Several dozen American reporters, for example, have already sent a letter of complaint addressed to the Tokyo Organizing Committee, the IOC, the Prime Minister’s Office, and the Foreign Ministry. They objected to the requirement that they download GPS apps to track their movements which may be subject to digital security attacks.
They also objected to restrictions which include a ban on interviewing the few spectators allowed inside the venue and conducting interviews in the city of Tokyo, restrictions on walking outdoors even while vaccinated and masked, despite clear scientific evidence that the virus does not spread through simple casual outdoor interactions such as passing a pedestrian on the street or going for a jog in the park, and clearly impractical restrictions that require supervision and permission merely to walk to a convenience store or to an Olympic venue from a hotel.
They also noted that such restrictions do not apply to journalists living in Tokyo, even if they have not been vaccinated. Such overreach will not bode well for those in charge of running the Games, especially after Toshiro Muto, the chief executive of the organizing committee responded to reporters’ complaints by saying that the monitoring of journalists’ whereabouts is “not relevant to the freedom of the press.”

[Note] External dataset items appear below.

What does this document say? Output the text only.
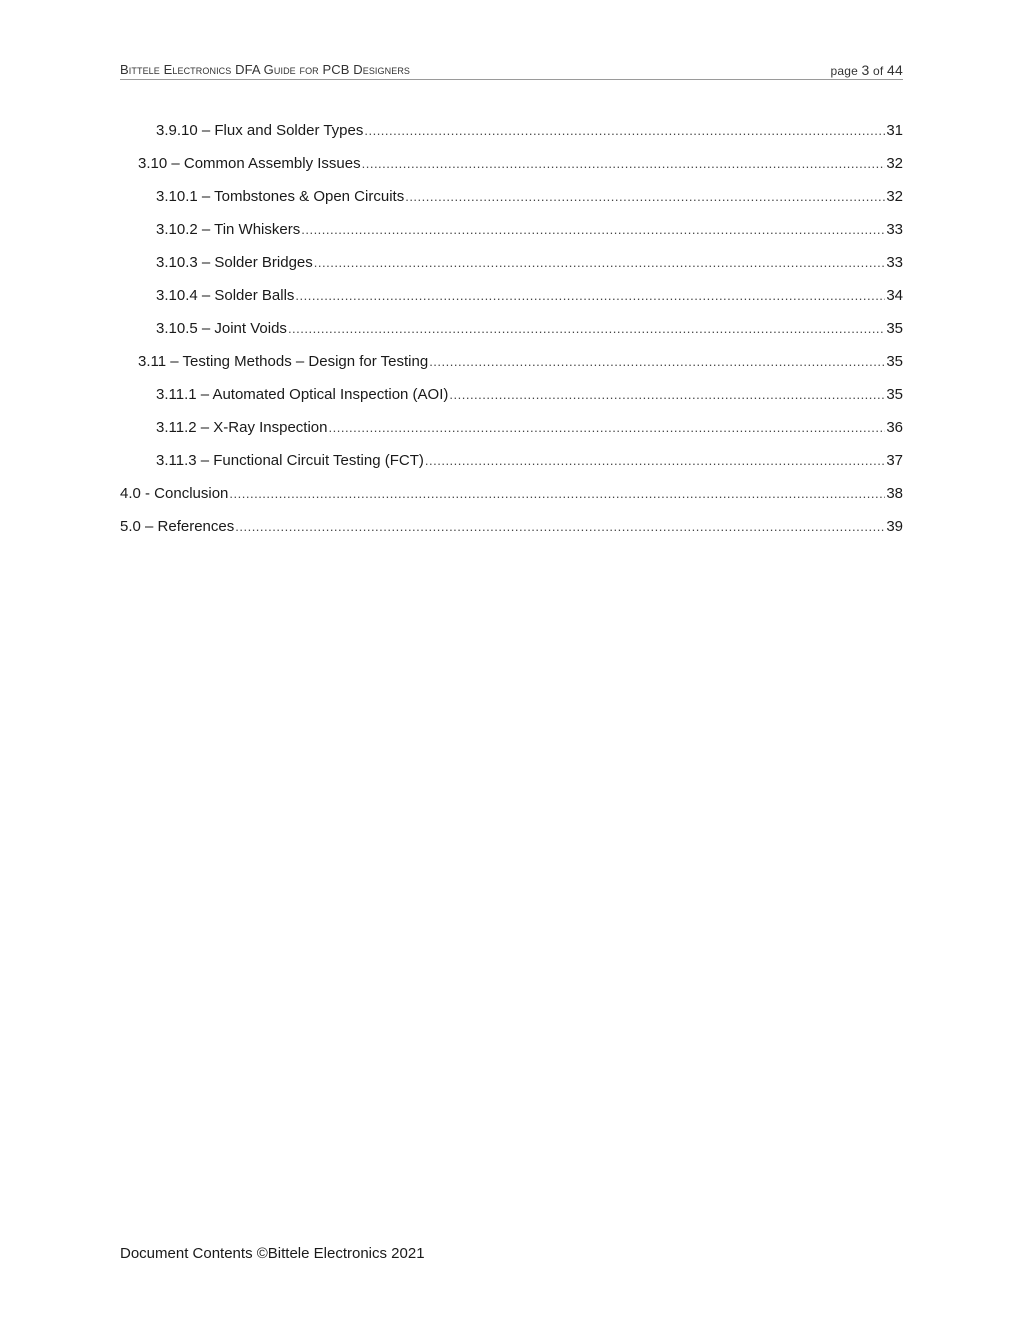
Bittele Electronics DFA Guide for PCB Designers	page 3 of 44
3.9.10 – Flux and Solder Types .....	31
3.10 – Common Assembly Issues .....	32
3.10.1 – Tombstones & Open Circuits .....	32
3.10.2 – Tin Whiskers .....	33
3.10.3 – Solder Bridges .....	33
3.10.4 – Solder Balls .....	34
3.10.5 – Joint Voids .....	35
3.11 – Testing Methods – Design for Testing .....	35
3.11.1 – Automated Optical Inspection (AOI) .....	35
3.11.2 – X-Ray Inspection .....	36
3.11.3 – Functional Circuit Testing (FCT) .....	37
4.0 - Conclusion .....	38
5.0 – References .....	39
Document Contents ©Bittele Electronics 2021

Given all this, it is unlikely any foreign reporters will be describing the 2020(1) Games as the “Greatest Ever.” However, there is still hope. In 2016, the Rio de Janeiro Olympics had lots of issues too. So many that there were Brazilians at the airport urging Olympic tourists to turn around and go back.
There was the money-laundering corruption crisis that threatened to destabilize the country, a Zika virus outbreak caused inefficient sewage treatment, uncollected trash and other waste that polluted Guanabara Bay, and bad air pollution.
There were also terrorist threats by Islamic Jihadists, a Russian doping scandal, and an Olympic Village plagued by maintenance problems, including blocked toilets, leaking pipes and exposed wiring. Australia went as far as to send over 700 athletes to stay in hotels while repairs were made, with a team representative claiming that only 10 of the 31 buildings were “inhabitable.”
Oh, there was also a small problem of crime. Two members of the Australian Paralympic team were robbed. A New Zealand athlete was reportedly kidnapped and relieved of his belongings by police. Human body parts washed up on the shore near one of the beach volleyball sites. All this in a year when Rio experienced a huge uptick in police-related deaths and street muggings.
Still, Rio survived, and the Games were watched by more people than ever before. Half the world’s population watched coverage of the Olympic events, and there were over 7 billion video views of official content on social media platforms. There were also over 100 World and Olympic records broken in what was a relatively drugs-free affair.
In light of this, perhaps there is hope for Tokyo 2020 after all.
Robert Whiting is a Tokyo-based journalist and author of books including “You Gotta Have Wa,” and “Tokyo Underworld.” His memoir “Tokyo Junkie: 60 Years of Bright Lights and Back Alleys… and Baseball” was published this year.